I thought I'd take the holidays off from this, but there are several very thoughtful posts here. What I notice, though, is that there's a lot of conversation about what is right or wrong about a reading fee when it comes to agents, but nothing so far about what it might do for authors. Would it alleviate the long waits that writers complain about constantly? Would it get them the feedback they crave? One wonders.
Requesting and evaluating manuscripts and shopping them around is part of an agent's job. There's a word for the expense of doing one's job: overhead. Every business has it. Ideally, the agency will be generating a steady stream of income that will cover overhead and generate a profit. The agent may not be directly compensated by the particular writer whose manuscript he's currently reading, but he is compensated.
For me, overhead is the lights and my internet connection. It's photocopying and mailing statements to clients. My attorney gets paid by the hour and charges me to
receive a fax. My accountant gets paid by the hour and charges me when his secretary mails me the very return he's getting paid by the hour to mail me. While I may very well have successful authors from whom I earn a good living, why should those authors be "paying" me to find other authors? Shouldn't my time be spent trying to sell the film rights or the movie rights or the foreign rights to
their books? And, indeed, therein is why turnaround times are often so long. Because I spend
most of my time on my current clients, their projects and their needs. Until there's a mechanism that allows agents to--yes, I'll say the dirty word--profit from reading all of the unsolicited material that comes our way, those turnaround times will remain long, the feedback will remain little to none, and authors will continue to feel like spinsters in Atlantic City, going from slot machine to slot machine, hoping that this one will be "the one."

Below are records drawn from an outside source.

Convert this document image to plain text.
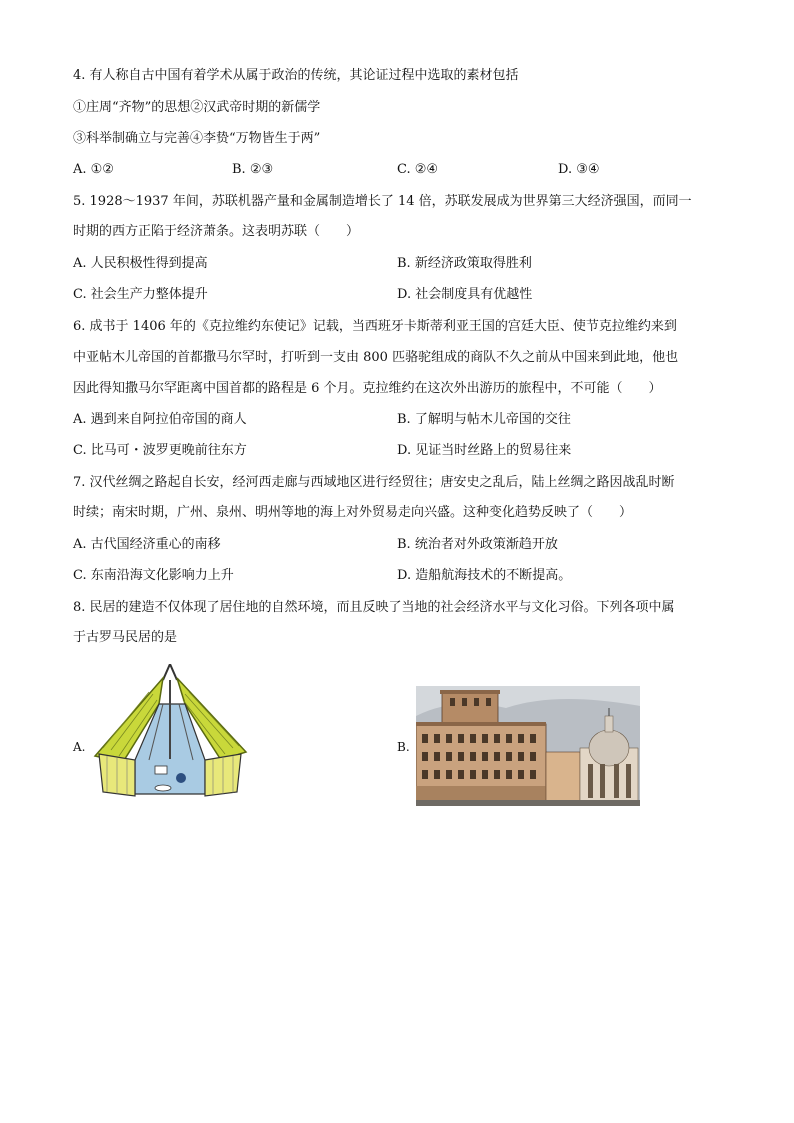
4. 有人称自古中国有着学术从属于政治的传统，其论证过程中选取的素材包括
①庄周“齐物”的思想②汉武帝时期的新儒学
③科举制确立与完善④李贽“万物皆生于两”
A. ①②	B. ②③	C. ②④	D. ③④
5. 1928～1937 年间，苏联机器产量和金属制造增长了 14 倍，苏联发展成为世界第三大经济强国，而同一
时期的西方正陷于经济萧条。这表明苏联（　　）
A. 人民积极性得到提高	B. 新经济政策取得胜利
C. 社会生产力整体提升	D. 社会制度具有优越性
6. 成书于 1406 年的《克拉维约东使记》记载，当西班牙卡斯蒂利亚王国的宫廷大臣、使节克拉维约来到
中亚帖木儿帝国的首都撒马尔罕时，打听到一支由 800 匹骆驼组成的商队不久之前从中国来到此地，他也
因此得知撒马尔罕距离中国首都的路程是 6 个月。克拉维约在这次外出游历的旅程中，不可能（　　）
A. 遇到来自阿拉伯帝国的商人	B. 了解明与帖木儿帝国的交往
C. 比马可・波罗更晚前往东方	D. 见证当时丝路上的贸易往来
7. 汉代丝绸之路起自长安，经河西走廊与西域地区进行经贸往；唐安史之乱后，陆上丝绸之路因战乱时断
时续；南宋时期，广州、泉州、明州等地的海上对外贸易走向兴盛。这种变化趋势反映了（　　）
A. 古代国经济重心的南移	B. 统治者对外政策渐趋开放
C. 东南沿海文化影响力上升	D. 造船航海技术的不断提高。
8. 民居的建造不仅体现了居住地的自然环境，而且反映了当地的社会经济水平与文化习俗。下列各项中属
于古罗马民居的是
A.	B.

When I just went and read that quote above again, I suddenly started to think of drug companies. After all, they have extensive R&D efforts to find new drugs. But how do they pay for that? With higher drug prices on the new drug. But agents can't control the price of the works they sell. Publishers do that. Imagine if I said to the publisher, "I need a $10,000 commission on this, because I only found one salable book this month, after sorting through several dozen." Would that fly?
So, the only way that an agent can fund the R&D effort is to take profit from existing works and put it into new ones. But if 90% of books do not earn out, where is that profit? There's a post above that makes the excellent point that most agents do not see additional commissions after the initial advance is fully paid out. So, yes, you can easily be earning just a few hundred dollars for dozens of hours of work.
Maybe the solution is for
publishers to charge a reading fee or application fee to authors, then only publish the good books, and use the application fees to pay for the editors? Or perhaps agents should auction books not based on advances and royalties, but based on which publisher will pay the agent the largest finder's fee? Or maybe agents should just get paid by the hour by all authors? Certainly there are many books I've sold where my hourly wage is less than minimum when one factors in the time spent versus the advance and royalties. If authors are so confident that their book will sell for a lot of money, perhaps they should offer to pay by the hour or, say, by the month. Agents would still have the right to say no to a work, but if they said yes, they'd know what they were making and authors would know what they were paying. How about that?
Like I said, lots of thoughtful posts here, but so far, no solutions that I see (or have!).